Taking HTTPS Denial to an Absurd Level

Researcher Troy Hunt discovers as far as the internet has come in adopting HTTPS, it still has a ways to go.

Sometimes fighting good security is harder than embracing it. That appears to be the case with at least one company that went to great lengths to avoid insecure HTTPS browser security warnings from appearing on the thousands of sites it managed.

The company in question is ShopCity.com, a community-based business that gives brick-and-mortar retailers and municipalities a place to hang their shingles online. Recently Troy Hunt, who runs theĀ Have I Been Pwned service, was tipped off to a unique act of security defiance.

ShopCity.com was using “pseudo password fields” to avoid Google Chrome and the Firefox browser from showing “Not Secure” warnings in the URL bars of the sites it managed.

After being tipped off to ShopCity.com’s activities, Hunt did some sleuthing and found sites managed by the company were avoiding HTTPS warning error messages by displaying what amounted to fake login screens.

“Firstly, the browser warnings about an insecure login only fire when there is an input type of ‘password,'” Hunt wrote in a blog post. He points out it might look like a password field, but it is not.

“Ah, it only says ‘Password’, it’s actually just a type of ‘textbox’. There’s a single CSS class on it for some visual styling but once clicking on the field, something magical happens.” That something is a script that runs.

“And now we have a totally new class on the field. Plus, of course, the onclick event on the input box itself sets the placeholder text to an empty string. So what does the class do? It merely changes the font.

“And as you’ve probably guessed by now, that ‘font’ is nothing other than a single disc per character designed to be a visual representation of the real disc you’d normally see when entering text into a proper password field,” Hunt wrote.

In the end, he said, “it’s a pseudo password field designed to fool the user and deny them of the browser’s visual warning designed to protect their password.”

In Hunt’s post on the incident he said he was tipped off by a user considering becoming a ShopCity.com user. The woman told Hunt when she asked ShopCity.com about the lack of security on its sites she was told “SSL is more about Google’s monopolizing visibility of content, and less to do with security.”

HTTPS is key to securing communications between a client and server and thwarting attacks such as the so-called Great Cannon attack. HTTPS is a combination of the HyperText Transfer Protocol (HTTPS) and the Secure Socket Layer (SSL) protocol. Together, HTTPS, encrypts communication sessions between a computer’s a web browser and a web server. The absence of HTTPS leaves that connection between browser and web server vulnerable to sniffing attacks.

For Hunt, the willful ignorance against security isn’t new. He cited an incident when Oil and Gas International was so miffed at an insecure password and login warning displayed on a Firefox browser it filed a bug report demanding the warning be removed.

So, is all this effort worth keeping your HTTPS head in the sand? According ShopCity.com the answer is “no.”

Threatpost spoke to Rob Calvert, network administrator for ShopCity.com, who said he was a bit embarrassed and surprised at the attention Hunt’s critique had brought his company.

“We found out about this when Troy Hunt brought it to our attention,” Calvert said. “The problem traces back to a junior developer who created this workaround to avoid the security warning. We had no idea what he had done.”

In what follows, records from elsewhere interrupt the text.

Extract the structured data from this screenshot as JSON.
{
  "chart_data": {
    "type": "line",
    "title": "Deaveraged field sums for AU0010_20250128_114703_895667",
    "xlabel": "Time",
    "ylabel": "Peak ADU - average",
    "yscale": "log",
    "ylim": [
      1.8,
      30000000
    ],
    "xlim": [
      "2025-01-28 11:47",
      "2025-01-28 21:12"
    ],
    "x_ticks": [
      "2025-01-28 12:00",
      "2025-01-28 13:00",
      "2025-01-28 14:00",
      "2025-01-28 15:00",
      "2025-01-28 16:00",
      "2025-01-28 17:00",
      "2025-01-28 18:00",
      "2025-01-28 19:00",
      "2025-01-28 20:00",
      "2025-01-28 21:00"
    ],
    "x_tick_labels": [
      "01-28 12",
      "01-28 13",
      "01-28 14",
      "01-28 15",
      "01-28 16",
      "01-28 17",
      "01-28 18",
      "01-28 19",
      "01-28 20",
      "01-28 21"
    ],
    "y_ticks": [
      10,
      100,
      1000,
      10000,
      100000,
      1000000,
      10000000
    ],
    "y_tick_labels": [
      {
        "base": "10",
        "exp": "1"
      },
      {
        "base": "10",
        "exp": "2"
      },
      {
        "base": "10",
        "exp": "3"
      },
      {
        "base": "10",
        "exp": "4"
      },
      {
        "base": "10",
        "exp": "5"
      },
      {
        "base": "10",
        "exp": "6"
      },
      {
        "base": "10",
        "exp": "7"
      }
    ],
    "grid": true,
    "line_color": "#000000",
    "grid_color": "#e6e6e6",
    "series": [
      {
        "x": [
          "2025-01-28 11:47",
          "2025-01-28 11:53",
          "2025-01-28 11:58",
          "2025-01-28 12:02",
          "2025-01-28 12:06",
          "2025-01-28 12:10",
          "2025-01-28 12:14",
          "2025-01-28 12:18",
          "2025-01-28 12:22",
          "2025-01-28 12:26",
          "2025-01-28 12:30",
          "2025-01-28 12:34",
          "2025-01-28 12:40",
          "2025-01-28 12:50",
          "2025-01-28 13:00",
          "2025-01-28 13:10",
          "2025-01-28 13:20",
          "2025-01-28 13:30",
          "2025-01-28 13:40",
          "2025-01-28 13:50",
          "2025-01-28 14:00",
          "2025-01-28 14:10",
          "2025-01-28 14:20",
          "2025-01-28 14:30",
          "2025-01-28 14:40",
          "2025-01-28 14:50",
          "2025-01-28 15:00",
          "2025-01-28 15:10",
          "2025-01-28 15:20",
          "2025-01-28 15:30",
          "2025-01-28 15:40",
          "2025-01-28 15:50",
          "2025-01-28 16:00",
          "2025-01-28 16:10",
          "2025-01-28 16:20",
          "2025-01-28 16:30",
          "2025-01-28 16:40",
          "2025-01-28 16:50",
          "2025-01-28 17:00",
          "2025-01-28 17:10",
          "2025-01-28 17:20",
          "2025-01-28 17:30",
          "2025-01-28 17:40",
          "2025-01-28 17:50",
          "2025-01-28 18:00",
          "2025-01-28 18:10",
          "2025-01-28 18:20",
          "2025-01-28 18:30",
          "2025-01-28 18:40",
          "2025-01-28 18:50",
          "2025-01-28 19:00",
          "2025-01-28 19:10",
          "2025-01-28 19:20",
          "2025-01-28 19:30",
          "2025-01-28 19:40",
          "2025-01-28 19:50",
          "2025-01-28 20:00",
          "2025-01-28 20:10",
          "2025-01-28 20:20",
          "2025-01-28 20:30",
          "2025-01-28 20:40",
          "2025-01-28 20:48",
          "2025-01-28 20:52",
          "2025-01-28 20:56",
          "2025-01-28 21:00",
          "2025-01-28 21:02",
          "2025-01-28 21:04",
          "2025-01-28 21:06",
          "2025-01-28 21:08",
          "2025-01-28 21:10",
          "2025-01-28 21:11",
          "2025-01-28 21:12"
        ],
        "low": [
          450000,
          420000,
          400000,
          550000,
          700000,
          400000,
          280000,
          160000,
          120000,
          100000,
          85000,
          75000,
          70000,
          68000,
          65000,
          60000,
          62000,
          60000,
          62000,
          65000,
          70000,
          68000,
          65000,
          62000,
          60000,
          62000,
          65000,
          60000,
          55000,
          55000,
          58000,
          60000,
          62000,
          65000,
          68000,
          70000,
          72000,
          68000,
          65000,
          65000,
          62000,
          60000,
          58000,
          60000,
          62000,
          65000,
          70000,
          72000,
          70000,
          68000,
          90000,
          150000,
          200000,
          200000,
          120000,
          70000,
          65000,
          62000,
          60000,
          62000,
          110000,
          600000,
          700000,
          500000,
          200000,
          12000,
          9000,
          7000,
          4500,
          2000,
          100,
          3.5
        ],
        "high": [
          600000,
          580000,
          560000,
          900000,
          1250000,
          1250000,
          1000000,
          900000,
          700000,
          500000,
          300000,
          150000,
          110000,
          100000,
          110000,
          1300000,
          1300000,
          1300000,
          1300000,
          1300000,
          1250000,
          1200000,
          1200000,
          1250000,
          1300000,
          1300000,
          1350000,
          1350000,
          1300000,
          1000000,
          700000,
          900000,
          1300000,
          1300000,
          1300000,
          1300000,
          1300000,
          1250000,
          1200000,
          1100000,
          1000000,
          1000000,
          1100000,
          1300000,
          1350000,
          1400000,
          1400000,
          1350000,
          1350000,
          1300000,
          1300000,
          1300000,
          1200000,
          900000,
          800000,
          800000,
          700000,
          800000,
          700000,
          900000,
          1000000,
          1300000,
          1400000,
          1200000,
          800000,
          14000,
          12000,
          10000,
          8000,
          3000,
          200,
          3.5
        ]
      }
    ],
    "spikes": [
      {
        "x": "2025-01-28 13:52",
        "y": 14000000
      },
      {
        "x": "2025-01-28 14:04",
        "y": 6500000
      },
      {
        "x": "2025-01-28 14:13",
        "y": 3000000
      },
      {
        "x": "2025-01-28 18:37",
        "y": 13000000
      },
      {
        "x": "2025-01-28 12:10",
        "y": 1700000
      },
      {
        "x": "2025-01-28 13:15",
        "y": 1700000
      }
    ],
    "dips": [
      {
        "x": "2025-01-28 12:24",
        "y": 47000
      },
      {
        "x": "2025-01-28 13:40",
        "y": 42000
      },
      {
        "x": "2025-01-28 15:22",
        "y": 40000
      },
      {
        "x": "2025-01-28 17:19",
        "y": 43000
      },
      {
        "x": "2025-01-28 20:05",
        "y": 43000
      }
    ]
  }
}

Calvert said after Hunt’s exposure, now all sites on ShopCity.com’s platform are displaying the insecure browser warning at the password login screen. He emphasized that only user login’s were insecure and that any transactions conducted with merchants online were facilitated through a PayPal shopping cart that uses HTTPS.

“I agree. It’s absurd to work so hard at making it seem these sites are secure when just using HTTPS is so much easier and safer for users,” Calvert said. “We are currently transitioning our users to HTTPS and we’ll be 100 percent there by the new year.”